La modernidad, decíamos, es un término acuñado por Baudelaire. Un término despectivo, hay que aclarar, que se refiere a lo mundano —material— frente a lo clásico —sagrado—. Entendemos entonces por qué aún hoy no hay mejor definición para el tiempo en que vivimos, que es tan material y tan dado a lo mundano “sin interrupción”. Cabe aclarar que los postmoderno no existe porque ese movimiento intelectual —por llamarlo de alguna manera— siga anclado en los mismos preceptos que lo moderno. Añadimos el prefijo “post” porque no hemos salido de la modernidad y, sin embargo, tampoco podemos decir que seguimos en ella como hace cincuenta años. Andamos extraviados en una tierra de nadie cuyo principio empírico más evidente es la experiencia constante de la incertidumbre camuflada en abúlicos noticiarios. Pero no nos vayamos del tema: estábamos hablando de lo moderno y del tiempo.

El tiempo es el último dios absoluto porque no hay forma razonable de negarlo. Y, como se suele decir, pone a todos en su lugar. El tiempo es, pues, el verdadero canon artístico. Por eso quizás, no debamos quejarnos hoy al ver que ya casi nadie lee a Balzac, Galdós o Dickens y que, cuando se los lee, se aprecia en ellos el arte de lo histórico: solamente la época que encierran. Por el contrario, todavía hoy leemos con entusiasmo a Poe, Stevenson o a Jack London y encontramos en ello un valor que trasciende lo histórico, un valor que los eleva a la categoría de universales.

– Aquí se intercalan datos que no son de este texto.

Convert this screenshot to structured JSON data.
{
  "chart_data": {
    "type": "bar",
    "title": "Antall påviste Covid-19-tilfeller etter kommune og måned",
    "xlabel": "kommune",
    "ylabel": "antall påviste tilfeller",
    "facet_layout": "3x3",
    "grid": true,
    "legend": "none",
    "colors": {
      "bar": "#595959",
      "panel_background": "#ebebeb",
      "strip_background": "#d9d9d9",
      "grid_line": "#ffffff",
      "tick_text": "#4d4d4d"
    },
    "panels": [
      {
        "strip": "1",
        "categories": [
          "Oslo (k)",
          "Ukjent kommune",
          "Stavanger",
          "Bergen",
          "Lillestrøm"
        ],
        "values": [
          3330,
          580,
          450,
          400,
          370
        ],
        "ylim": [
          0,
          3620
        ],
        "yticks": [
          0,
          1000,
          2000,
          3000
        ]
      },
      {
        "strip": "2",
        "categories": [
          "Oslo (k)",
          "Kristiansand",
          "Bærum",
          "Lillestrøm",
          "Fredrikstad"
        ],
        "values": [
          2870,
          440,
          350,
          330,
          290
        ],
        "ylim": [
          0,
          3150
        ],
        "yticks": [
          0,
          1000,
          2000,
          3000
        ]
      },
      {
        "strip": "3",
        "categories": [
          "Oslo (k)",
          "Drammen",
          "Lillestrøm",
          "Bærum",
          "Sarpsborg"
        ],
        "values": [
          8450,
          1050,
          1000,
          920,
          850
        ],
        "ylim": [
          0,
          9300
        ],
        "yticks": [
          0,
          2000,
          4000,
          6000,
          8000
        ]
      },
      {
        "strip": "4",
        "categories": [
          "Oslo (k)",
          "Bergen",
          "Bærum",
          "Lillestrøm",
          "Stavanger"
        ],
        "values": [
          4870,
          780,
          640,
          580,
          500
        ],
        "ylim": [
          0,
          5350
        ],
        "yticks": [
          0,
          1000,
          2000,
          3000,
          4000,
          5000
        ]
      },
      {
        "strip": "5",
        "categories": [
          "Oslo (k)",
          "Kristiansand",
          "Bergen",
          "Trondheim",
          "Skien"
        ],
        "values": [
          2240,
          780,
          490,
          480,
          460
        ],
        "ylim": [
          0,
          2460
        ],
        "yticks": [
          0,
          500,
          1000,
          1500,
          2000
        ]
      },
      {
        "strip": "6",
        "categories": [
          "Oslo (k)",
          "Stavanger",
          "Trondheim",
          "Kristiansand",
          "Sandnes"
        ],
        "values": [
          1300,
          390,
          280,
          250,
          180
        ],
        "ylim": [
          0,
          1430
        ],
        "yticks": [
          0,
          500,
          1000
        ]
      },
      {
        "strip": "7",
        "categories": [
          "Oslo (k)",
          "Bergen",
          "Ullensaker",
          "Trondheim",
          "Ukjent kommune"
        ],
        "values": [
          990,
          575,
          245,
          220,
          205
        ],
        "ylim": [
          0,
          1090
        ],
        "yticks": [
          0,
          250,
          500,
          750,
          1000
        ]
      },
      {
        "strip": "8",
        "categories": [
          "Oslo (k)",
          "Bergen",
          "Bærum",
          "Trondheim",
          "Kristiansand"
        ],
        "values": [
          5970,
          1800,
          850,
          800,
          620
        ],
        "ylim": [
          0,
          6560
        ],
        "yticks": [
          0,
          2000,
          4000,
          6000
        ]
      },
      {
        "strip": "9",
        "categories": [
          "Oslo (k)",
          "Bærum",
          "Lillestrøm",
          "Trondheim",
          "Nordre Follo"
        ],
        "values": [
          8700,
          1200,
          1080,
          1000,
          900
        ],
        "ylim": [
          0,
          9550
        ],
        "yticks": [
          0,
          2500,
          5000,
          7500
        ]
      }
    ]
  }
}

La lengua de lo simbólico, que suele estar más asociada a “la clase B” que a la alta cultura, como bien atestigua el desarrollo del cine: aquel arte eminentemente moderno. Precisamente por eso es más fácil amar a los géneros populares que a los géneros eruditos, aunque estos últimos están mejor considerados en los ámbitos intelectuales, incluso cuando no se los ha leído. Todos tenemos miedo a confesar una verdad que nos privaría de cierto prestigio intelectual: y esa es otra forma de servidumbre escogida.

Un rasgo fundamental en el creador de arte moderno es el narcisismo. Narcisismo en la vida y en el arte, algo impensable en al arte de siglos pretéritos, donde el artista no era sino un mero artesano sin mayor relevancia, y a nadie le importaba su vida como para considerar que tenía interés entremezclarla con el arte. Si hacemos una lista con los principales nombres del surrealismo, que son el último y definitivo golpe de artistas románticos, nos sale un grupo heterogéneo de individuos: Apollinaire,  Breton,  Tzara, Aragon, Elouard, Hugo Ball, Benjamin Peret, Man Ray, Robert Desnos, De Chirico, Artaud, Kahlo —que pintó unos excelentes bodegones—, Adamov, Chagall y, por supuesto, Dalí, Braque, Picasso y Juan Gris. Unos años después podríamos añadir a René Char, Magritte, Buñuel, Bataille o a miembros de otras vanguardias, en algunos casos anteriores, sobre todo Marinetti y Maiakovski. De cada uno de ellos se podría escribir un voluminoso libro, sobre todo del género cómico. He de reconocer que me imagino a los surrealistas a caballo entre el circunspecto Buster Keaton —disparatados, graciosos, brillantes— y el histriónico Charles Chaplin —gamberros, solitarios, crepusculares, viejos—. Consideraciones a un lado, casi todos coincidieron en ese glorioso París retratado por Hemingway en sus memorias París era una fiesta o en la novela Autobiografía de Alice B. Toklas de Gertrude Stein; aunque a Hemingway se le lee notablemente mejor que a Stein.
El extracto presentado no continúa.